Market Snapshot: Dow futures up nearly 400 points to extend strong start to fourth quarter


U.S. stock index futures rose on Tuesday as bond yields fell amid hopes central banks may get less aggressive on rate-hiking plans.

How are stock-index futures trading
  • S&P 500 futures ES00, +1.59% climbed 59 points, or 1.6%, to 3,749.25.
  • Dow Jones Industrial Average futures YM00, +1.26% rose 391 points, or 1.3%, to 29,929.
  • Nasdaq 100 futures NQ00, +1.98% advanced 208 points, or 1.9%, to 11,494.

On Monday, the Dow DJIA, +1.35% surged rose 765 points, or 2.7%, while the S&P 500 SPX, +1.68% jumped 2.6% and the Nasdaq Composite COMP, +7.58% gained 2.3%. The S&P 500 enjoyed its biggest daily percentage gain since July 27 but remains down 22.8% for the year to date.

What’s driving markets

The S&P 500 index was in line Tuesday to extend the previous session’s 2.6% per cent bounce off 22-month lows.

There were multiple factors driving the rally at the start of the week, said Jim Reid, strategist at Deutsche Bank, including oversold conditions and easing market tensions in Europe, “but the main one was growing speculation that central banks could soon pivot towards a more dovish stance, particularly after the market turmoil over the last couple of weeks”.

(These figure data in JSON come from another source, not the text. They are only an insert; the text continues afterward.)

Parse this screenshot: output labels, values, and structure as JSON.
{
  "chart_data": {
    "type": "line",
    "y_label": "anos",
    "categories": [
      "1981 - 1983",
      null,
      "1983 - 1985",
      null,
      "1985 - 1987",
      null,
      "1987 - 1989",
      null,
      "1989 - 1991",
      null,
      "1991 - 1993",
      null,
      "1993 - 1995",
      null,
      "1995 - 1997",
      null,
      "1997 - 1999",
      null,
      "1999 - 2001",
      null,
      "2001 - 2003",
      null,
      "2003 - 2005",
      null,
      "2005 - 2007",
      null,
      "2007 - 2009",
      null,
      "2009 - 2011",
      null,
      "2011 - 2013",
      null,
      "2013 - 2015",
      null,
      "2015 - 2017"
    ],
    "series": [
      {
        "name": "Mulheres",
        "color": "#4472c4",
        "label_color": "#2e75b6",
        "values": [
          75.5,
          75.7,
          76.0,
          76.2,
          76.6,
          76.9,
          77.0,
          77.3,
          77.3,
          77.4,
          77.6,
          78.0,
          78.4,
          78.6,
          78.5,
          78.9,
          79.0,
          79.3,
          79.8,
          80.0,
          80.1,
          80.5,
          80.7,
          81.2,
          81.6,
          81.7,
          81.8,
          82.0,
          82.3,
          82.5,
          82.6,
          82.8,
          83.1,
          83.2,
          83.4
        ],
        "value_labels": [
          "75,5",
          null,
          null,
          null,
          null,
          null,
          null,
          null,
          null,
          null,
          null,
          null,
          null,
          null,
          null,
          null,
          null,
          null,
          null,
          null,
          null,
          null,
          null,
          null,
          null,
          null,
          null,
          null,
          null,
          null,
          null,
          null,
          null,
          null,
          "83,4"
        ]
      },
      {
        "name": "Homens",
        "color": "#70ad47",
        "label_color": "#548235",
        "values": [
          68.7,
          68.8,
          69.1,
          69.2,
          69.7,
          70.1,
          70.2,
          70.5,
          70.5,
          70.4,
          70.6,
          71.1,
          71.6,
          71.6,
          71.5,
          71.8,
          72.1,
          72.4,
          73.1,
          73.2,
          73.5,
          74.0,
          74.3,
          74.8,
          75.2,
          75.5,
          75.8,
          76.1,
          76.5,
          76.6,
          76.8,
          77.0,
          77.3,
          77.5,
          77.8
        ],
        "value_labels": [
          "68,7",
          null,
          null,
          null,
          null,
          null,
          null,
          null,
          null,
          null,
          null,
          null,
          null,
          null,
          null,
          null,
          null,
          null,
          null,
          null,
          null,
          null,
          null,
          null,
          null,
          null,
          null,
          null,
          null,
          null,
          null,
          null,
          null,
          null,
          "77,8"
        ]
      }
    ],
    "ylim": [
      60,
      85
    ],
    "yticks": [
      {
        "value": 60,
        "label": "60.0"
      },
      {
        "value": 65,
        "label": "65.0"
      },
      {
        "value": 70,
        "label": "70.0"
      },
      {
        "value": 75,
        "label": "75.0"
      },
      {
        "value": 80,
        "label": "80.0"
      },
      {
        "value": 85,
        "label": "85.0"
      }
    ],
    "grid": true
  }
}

The Fed, alongside most of its developed-economy peers, in the past several months has been hiking interest rates aggressively to combat inflation running at 40-year highs, and the consequent surge in bond yields has triggered a bear market across equity benchmarks.

Now some investors are hoping the peak of this monetary tightening cycle may be in sight.

Supporting this narrative was a weak U.S manufacturing survey on Monday, which Barclays noted showed easing costs pressures amid shorter delivery delays and order backlogs.

The U.S. ISM manufacturing index described expansion slowing faster than investors expected, and “gave a positive spin to the market,” said Ipek Ozkardeskaya, senior analyst at Swissquote Bank.

“I believe that this is an important sign that despite the Federal Reserve officials’ strongly hawkish rhetoric, many investors no longer believe that the Fed could continue tightening at the current speed. That’s a good ingredient for a global market rebound,” Ozkardeskaya added.

Adding to this notion was news from Down Under, where the Reserve Bank of Australia delivered a less-than-expected 25 basis point interest rate hike at its meeting on Tuesday, helping stocks in Asia to move higher and bond yields lower.

See: What does a pivot look like? Here’s how Australia’s central bank framed a dovish surprise

“The cross-asset reaction to the RBA’s below-consensus 25bp rate hike is critical from a risk-taking perspective to determine if markets can bring relief from the first ‘soft’ pivot from a major central bank following the recent spike in cross-asset volatility,” said Stephen Innes, managing partner at SPI Asset Management.

“While inflation has yet to peak in Australia, the RBA’s more cautious hiking pace indicates that it is prepared to wait for the effects of monetary policy tightening already enacted to emerge more fully,” Innes added.

Investors were hoping such caution may have to be adopted by the Fed. The policy-sensitive 2-year Treasury yield TMUBMUSD02Y, 4.088%, which ended last week around 4.28%, dipped 9 basis points in early Tuesday trading to 4.018%.

U.S. economic updates set for release on Tuesday include the job openings and quits data, alongside factory orders, all for August and all due at 10 a.m. Eastern Time.

Fed speakers include Fed Gov. Philip Jefferson at 11:45 a.m. and San Francisco Fed President Mary Daly at 1 p.m.

Companies in focus
  • Online secondhand-fashion marketplace Poshmark Inc. POSH, +13.39% has agreed to be bought by South Korean internet company Naver in a $1.2 billion deal, the companies announced late Monday. Poshmark shares jumped over 13% in premarket trade.